… music of exquisite tension and ecstatic release…
Released: May 2021
Admittedly, it took me a long time to cover this album. And I often wonder why that is. Its sheer volume of music spanning almost 90-minutes of cinematic beauty takes me into some dark places which take serious preparations before I begin my descent. It begins with a brooding and borderline dread-filled, foreboding, and ceremonious call for this seance. Quiet at first, tricking me into raising the volume a bit, old massive church bell beckoning my surrender, and then beautiful, luring, misshapen keys. My post-religious arrangements for a ritual in a church of Murcof complete, I welcome the sonic ecstasy that will soon consume me in this incredibly breathtaking place… where angels fall freely and music is god… By the time I’m at “Unboxing Utopia,” I’m blindly marching into the void. This is the entry to mystical spaces, with mountains of wonder and oceans of awe. “The record benefits from careful and focused attention, preferably over longer periods – it’s too expressive and dynamic to remain in the background.” And that is why I took my time to even attempt and capture this music with words.

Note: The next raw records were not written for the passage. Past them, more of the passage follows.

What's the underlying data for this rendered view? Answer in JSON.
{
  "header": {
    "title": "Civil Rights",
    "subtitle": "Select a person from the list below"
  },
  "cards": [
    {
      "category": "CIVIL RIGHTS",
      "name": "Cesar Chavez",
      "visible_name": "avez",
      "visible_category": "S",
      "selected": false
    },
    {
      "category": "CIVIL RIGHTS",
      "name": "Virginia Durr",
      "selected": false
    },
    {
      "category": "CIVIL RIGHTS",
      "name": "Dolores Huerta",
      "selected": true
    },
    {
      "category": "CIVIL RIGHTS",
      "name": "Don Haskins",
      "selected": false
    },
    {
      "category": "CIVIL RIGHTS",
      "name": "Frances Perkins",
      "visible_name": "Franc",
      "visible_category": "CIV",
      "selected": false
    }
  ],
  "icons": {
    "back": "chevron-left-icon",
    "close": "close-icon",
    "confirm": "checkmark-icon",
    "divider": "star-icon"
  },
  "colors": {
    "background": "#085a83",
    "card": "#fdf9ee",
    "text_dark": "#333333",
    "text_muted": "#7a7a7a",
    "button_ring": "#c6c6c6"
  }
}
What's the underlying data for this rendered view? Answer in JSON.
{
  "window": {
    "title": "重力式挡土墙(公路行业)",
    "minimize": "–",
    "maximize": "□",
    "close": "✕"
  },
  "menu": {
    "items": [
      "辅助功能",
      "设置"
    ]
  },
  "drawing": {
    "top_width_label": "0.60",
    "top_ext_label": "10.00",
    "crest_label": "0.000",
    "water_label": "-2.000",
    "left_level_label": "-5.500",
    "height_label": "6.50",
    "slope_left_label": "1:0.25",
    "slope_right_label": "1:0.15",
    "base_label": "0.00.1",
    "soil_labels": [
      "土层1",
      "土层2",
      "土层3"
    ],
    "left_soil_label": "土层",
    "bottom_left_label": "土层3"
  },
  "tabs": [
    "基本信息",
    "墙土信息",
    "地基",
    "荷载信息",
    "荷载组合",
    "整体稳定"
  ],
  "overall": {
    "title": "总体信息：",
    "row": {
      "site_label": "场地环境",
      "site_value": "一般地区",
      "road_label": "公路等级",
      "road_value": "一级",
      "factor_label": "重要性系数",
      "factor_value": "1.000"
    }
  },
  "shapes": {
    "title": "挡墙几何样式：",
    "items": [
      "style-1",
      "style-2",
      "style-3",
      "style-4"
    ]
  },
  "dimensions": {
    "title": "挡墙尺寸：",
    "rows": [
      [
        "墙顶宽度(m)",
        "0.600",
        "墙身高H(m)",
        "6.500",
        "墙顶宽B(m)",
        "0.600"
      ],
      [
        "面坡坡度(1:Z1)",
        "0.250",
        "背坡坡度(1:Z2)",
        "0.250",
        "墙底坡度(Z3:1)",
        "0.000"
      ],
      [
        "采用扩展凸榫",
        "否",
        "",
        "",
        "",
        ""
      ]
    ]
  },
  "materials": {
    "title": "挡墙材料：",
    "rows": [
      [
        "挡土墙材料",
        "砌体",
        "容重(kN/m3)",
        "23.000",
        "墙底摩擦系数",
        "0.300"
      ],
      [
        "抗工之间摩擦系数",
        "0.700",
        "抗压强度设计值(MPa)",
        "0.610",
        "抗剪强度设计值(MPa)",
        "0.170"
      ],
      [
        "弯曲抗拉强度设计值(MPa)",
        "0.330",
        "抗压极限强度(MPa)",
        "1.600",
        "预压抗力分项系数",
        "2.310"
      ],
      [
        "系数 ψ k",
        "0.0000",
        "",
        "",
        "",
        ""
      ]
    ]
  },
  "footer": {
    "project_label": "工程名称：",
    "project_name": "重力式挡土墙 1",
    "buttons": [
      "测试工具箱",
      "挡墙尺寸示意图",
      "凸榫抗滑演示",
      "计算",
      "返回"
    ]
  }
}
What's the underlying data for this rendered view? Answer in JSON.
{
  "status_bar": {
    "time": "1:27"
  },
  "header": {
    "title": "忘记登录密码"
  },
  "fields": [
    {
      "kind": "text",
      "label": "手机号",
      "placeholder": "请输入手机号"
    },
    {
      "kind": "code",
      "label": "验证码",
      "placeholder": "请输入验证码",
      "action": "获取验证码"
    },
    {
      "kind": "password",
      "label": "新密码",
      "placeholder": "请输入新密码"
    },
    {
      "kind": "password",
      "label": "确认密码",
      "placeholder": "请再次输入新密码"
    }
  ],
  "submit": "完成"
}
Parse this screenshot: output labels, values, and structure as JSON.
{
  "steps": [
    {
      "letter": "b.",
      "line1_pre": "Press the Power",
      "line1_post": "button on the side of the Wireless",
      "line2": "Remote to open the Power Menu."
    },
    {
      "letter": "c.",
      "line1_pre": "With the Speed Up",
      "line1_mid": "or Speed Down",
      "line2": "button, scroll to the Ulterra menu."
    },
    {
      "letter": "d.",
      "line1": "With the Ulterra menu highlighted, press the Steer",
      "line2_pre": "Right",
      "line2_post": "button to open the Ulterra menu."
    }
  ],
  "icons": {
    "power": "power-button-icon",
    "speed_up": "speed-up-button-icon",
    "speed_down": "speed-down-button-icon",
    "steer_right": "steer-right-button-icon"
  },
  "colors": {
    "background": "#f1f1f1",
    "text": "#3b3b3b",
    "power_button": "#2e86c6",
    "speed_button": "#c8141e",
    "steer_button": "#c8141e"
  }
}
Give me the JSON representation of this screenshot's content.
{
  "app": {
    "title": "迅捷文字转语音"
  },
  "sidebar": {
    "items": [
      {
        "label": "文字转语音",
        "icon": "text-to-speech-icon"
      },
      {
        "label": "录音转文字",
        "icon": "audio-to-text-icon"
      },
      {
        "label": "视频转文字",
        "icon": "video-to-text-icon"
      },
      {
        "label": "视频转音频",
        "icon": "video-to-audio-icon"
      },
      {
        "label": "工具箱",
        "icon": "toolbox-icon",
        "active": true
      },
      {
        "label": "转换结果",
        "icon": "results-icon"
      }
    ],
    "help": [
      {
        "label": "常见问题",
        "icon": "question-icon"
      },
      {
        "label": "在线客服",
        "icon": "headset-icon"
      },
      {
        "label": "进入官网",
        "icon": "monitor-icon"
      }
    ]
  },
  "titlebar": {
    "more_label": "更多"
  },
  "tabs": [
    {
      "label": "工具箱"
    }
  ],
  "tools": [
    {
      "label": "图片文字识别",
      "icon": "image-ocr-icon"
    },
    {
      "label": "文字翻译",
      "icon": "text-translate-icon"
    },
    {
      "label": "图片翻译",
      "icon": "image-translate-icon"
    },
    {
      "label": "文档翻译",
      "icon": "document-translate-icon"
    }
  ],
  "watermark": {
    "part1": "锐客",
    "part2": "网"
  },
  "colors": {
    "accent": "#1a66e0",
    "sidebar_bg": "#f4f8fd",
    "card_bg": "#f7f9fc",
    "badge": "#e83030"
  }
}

Those following the evolution of Fernando Corona‘s sound, which started on Leaf with Martes (2002), Utopia (2004), Remembranza (2005), and Cosmos (2007), expecting the follow-ups to spell out his name (with Océano), suddenly found themselves at The Versailles Sessions (2008), where this Tijuana-born composer paused to unleash his delight for the darkness. In the decade that followed, Murcof collaborated on a multitude of multifaced projects [see Lost In Time (2014), Being Human Being (2014) with Erik Truffaz, and, of course, Statea (2016) with Vanessa Wagner], that only expanded his sound palette, and The Alias Sessions appears to be the return to where he left off last on Leaf, being his most ambitious and wide-ranging album to date. The record is the result of collaboration with choreographer Guilherme Botelho, for which Corona composed music reworked further into the output on this record.
This material is a bit more abstract than my previous works, with plenty of non-tonal sounds that sometimes take centre stage […] I’m always looking for new unheard sounds to create weird associations and contrasts between sounds of a different nature.
— Fernando Corona
Although the two halves of this album are inspired by two separate projects with the Geneva-based dance company, the journey is a cohesive single vortex that will take hold of all your lucid dreaming and finally consume you as a whole. Released on a double CD and triple black vinyl (cut at 45 RPM!) [there was also a limited-edition blood-red vinyl, exclusive to Norman Records, now long-time sold out], this is a must for all fans of post-cinematic fears, convulsive phobias and fidgety distress. It pokes at all uncomfortable and tender places, demanding to forsake your safe and harmless space. I mean that in a good way, by all means, and those that seek this special thrill will understand. A definite contender for one of the best albums of the year!